According to Fr. Michael Li from Shanghai who is now residing in Cambramata, Australia, the term is not to be read literally in Mandarin Chinese, but is read as the Russian: Иисус Христос/Iisus Hristos.
You may get a puzzled stare if you say Iisus Hristos in front of a Chinese speaker. Unless they are familiar with either the Russian or Greek pronunciation and actually use this term, it is best to use the more familiar Chinese transliteration of Jesus Christ, which is pronounced in pinyin asfor most effective communication.
The Chinese Orthodox term for Jesus Christ was first introduced using specially created Chinese characters by Archim. Gury (Karpov) when he was Mission Head in China and can be seen in his classical 1864 Chinese translation of the New Testament to assist in Slavonic transliteration and smaller size characters to indicate initial or final Slavonic consonants as well as small circle placed next to characters as emphasis mark on the syllable as in 伊伊穌斯 合鿠斯托斯.
Due to the extensive number of strokes on the right component of 鿠, Archim. Flavian (Gorodetsky) while he was Mission head in China further simplify many of these special characters by replacing the right component 爾 with the left mouth radical 口, so 鿠 is replaced by the more familiar looking 唎 as in 伊伊穌斯 合唎斯托斯 and can be seen in his 1884 Chinese translation of the office of the Meeting of the Lord.
Met. Innokenty (Figurovsky) when he was Mission Head in China, explained the use of the left mouth radical 口 for characters to assist with Russian pronunciation in the original 1893 foreword to the 1910 Chinese translation of Orthodox Ecclesiastical History.
He then further simplify these left mouth radical 口 characters, by dropping the mouth radical or replacing with a totally different similiar sounding, more familiar character altogether.
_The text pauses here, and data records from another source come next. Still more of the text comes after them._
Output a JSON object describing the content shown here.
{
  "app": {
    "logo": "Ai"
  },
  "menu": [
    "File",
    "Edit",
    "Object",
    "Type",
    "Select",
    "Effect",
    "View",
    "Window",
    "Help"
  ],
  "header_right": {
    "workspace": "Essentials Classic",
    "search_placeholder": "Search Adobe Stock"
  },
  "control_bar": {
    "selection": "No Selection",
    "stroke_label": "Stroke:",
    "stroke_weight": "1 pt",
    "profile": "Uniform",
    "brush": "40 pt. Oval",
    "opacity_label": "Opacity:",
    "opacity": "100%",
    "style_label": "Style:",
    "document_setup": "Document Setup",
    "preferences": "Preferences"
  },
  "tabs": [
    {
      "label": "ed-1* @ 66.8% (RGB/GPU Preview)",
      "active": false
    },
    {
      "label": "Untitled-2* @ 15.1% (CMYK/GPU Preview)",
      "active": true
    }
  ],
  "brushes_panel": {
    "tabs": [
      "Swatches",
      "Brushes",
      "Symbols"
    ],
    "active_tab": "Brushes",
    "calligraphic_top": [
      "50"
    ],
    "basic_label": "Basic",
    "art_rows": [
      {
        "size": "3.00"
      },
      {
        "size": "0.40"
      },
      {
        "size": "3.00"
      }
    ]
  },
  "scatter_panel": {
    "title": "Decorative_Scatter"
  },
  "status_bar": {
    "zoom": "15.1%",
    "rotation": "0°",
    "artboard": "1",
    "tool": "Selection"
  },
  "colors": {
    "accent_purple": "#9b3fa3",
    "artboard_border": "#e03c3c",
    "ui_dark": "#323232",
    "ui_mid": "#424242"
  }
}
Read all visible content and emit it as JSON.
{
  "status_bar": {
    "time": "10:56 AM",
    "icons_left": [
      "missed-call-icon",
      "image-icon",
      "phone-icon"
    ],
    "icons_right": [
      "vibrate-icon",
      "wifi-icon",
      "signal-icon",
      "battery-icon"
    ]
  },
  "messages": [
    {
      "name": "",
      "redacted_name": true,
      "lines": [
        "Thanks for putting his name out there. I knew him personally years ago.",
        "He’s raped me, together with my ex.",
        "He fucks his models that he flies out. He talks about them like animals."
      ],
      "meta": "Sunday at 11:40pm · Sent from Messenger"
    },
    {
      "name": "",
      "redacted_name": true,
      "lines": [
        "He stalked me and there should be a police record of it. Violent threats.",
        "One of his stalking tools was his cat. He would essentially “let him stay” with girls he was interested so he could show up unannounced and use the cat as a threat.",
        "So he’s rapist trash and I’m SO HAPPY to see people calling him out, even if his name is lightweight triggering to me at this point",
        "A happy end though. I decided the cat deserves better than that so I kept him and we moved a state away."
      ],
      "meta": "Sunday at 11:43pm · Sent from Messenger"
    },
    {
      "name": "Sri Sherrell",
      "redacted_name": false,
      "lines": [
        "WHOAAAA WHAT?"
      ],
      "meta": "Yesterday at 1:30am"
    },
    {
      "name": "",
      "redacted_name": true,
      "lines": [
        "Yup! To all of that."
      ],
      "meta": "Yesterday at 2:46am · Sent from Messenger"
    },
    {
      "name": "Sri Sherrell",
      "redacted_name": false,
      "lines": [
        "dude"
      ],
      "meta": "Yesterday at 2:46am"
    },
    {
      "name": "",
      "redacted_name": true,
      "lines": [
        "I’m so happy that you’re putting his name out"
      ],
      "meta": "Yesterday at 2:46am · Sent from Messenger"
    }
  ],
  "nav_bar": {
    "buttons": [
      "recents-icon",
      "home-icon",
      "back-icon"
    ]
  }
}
Eventually later translations had smaller characters resized to same size of rest of the characters in a text, such as his 1910 Chinese translation of the New Testament, so 伊伊穌斯 合唎斯托斯 became 伊伊穌斯 合利斯托斯. In the preface to the 1911 Chinese translation of St Matthew with commentary, Bp Innokenty introduced two specially made Chinese characters 鿗鿖 to represent the abbreviation of the Slavonic transliteration 伊伊穌斯合利斯托斯 of the name Jesus Christ. If you are seeing two square boxes instead of , download and install the RussianMission font for proper display. These two hanzi are currently being submitted as part of a Proposal to Encode Chinese Characters used to Transliterate Slavonic by the Ponomar Project to the IRG for inclusion in Unicode.
One drawback of this simplication process is the loss of visual indicator of the original intended use of these characters and the varying sizes of the characters to assist in Slavonic pronunciation. Now the only means of preserving the Slavonic transliteration is through oral tradition of passing down from one generation to another of Chinese readership regarding the Slavonic pronunciation of Chinese characters where once stood special characters introduced by Archim. Gury to be as literally faithful to the pronunciation of proper names found in the original Slavonic text.